5. En second lieu, aux termes du II de l’article 1521 du code général des impôts : « Sont exonérés [de la taxe d’enlèvement des ordures ménagères] : / Les usines, / Les locaux sans caractère industriel ou commercial loués par l'Etat, les départements, les communes et les établissements publics, scientifiques, d'enseignement et d'assistance et affectés à un service public (…) ». Aux termes du III de ce même article : « 1. Les conseils municipaux déterminent annuellement les cas où les locaux à usage industriel ou commercial peuvent être exonérés de la taxe. La liste des établissements exonérés est affichée à la porte de la mairie. / 2. Les conseils municipaux ont également la faculté d'accorder l'exonération de la taxe ou de décider que son montant est réduit d'une fraction n'excédant pas les trois quarts en ce qui concerne les immeubles munis d'un appareil d'incinération d'ordures ménagères répondant aux conditions de fonctionnement fixées par un arrêté du maire ou par le règlement d'hygiène de la commune (…) / 2 bis. Les conseils municipaux peuvent exonérer de la taxe les locaux dont disposent les personnes assujetties à la redevance spéciale prévue à l'article L. 2333-78 du code général des collectivités territoriales (…) / 4. Sauf délibération contraire des communes ou des organes délibérants de leurs groupements, les locaux situés dans la partie de la commune où ne fonctionne pas le service d'enlèvement des ordures sont exonérés de la taxe. »

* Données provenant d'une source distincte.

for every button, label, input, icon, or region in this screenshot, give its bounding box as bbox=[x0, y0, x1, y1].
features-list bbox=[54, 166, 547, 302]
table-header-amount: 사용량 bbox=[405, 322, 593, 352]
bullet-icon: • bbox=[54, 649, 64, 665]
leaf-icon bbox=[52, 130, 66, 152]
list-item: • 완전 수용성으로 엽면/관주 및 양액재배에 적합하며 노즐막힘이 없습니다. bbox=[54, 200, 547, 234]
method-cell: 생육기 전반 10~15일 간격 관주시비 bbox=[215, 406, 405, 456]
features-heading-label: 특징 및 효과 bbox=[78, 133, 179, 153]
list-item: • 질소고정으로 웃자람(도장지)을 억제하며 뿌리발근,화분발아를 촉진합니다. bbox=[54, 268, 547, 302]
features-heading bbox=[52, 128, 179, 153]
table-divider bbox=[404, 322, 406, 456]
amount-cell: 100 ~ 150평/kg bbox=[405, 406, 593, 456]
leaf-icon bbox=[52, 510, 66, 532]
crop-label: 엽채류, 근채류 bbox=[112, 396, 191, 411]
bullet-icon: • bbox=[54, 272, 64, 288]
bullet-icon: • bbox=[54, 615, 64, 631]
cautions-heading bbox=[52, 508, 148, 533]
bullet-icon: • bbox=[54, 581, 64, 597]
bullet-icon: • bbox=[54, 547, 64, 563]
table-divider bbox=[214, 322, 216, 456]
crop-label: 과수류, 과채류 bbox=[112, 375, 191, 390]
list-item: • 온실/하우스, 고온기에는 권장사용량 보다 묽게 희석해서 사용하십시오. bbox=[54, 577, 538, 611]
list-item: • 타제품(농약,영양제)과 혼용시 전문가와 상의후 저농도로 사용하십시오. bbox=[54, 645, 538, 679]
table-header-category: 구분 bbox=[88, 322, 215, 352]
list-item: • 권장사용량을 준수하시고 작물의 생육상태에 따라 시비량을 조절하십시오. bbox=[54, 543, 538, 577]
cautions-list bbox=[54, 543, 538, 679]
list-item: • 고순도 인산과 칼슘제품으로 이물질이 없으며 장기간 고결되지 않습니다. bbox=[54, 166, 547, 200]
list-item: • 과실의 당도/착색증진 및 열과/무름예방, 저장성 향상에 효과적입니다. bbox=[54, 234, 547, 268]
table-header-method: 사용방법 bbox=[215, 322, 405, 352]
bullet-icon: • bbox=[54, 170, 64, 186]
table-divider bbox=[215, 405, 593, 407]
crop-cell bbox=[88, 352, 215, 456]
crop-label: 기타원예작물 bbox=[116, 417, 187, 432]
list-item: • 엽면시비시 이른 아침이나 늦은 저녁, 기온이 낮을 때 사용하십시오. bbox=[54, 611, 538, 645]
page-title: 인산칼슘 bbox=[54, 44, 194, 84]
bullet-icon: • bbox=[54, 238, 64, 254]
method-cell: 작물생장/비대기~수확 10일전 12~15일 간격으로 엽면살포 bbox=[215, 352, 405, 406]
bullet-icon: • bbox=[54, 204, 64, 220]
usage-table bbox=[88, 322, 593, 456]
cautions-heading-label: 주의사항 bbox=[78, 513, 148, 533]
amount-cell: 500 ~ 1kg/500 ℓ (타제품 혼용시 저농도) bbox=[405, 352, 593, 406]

6. M. B... soutient qu’il ne gagne que 800 euros de retraite par mois. Toutefois, cette circonstance, pour regrettable qu’elle soit et à la supposer avérée, n’est pas au nombre de celles donnant droit à exonération de la taxe d’enlèvement des ordures ménagères, ainsi qu’il ressort des dispositions précitées des II et III de l’article 1521 du code général des impôts. Par suite, ce second moyen sera écarté comme inopérant.


7. Il résulte de ce qui précède que les deux moyens soulevé par M. B... doivent être écartés ; par suite, ses conclusions à fin de décharge de la taxe d’enlèvement des ordures ménagères à laquelle il a été assujetti au titre de l’année 2022 doivent être rejetées.



D E C I D E :


Article 1er : La requête de M. B... est rejetée.


Article 2 : Le présent jugement sera notifié à M. A... B... et au directeur départemental des finances publiques de Seine-et-Marne.

Délibéré après l'audience du 19 janvier 2026.

Rendu public par mise à disposition au greffe le 26 janvier 2026.


Le président,





C. Freydefont




La greffière,





L. DarnalLa République mande et ordonne au ministre de l’économie, des finances, de l'industrie et de la souveraineté industrielle et numérique, en ce qui le concerne ou à tous huissiers de justice à ce requis en ce qui concerne les voies de droit commun, contre les parties privées, de pourvoir à l'exécution du présent jugement.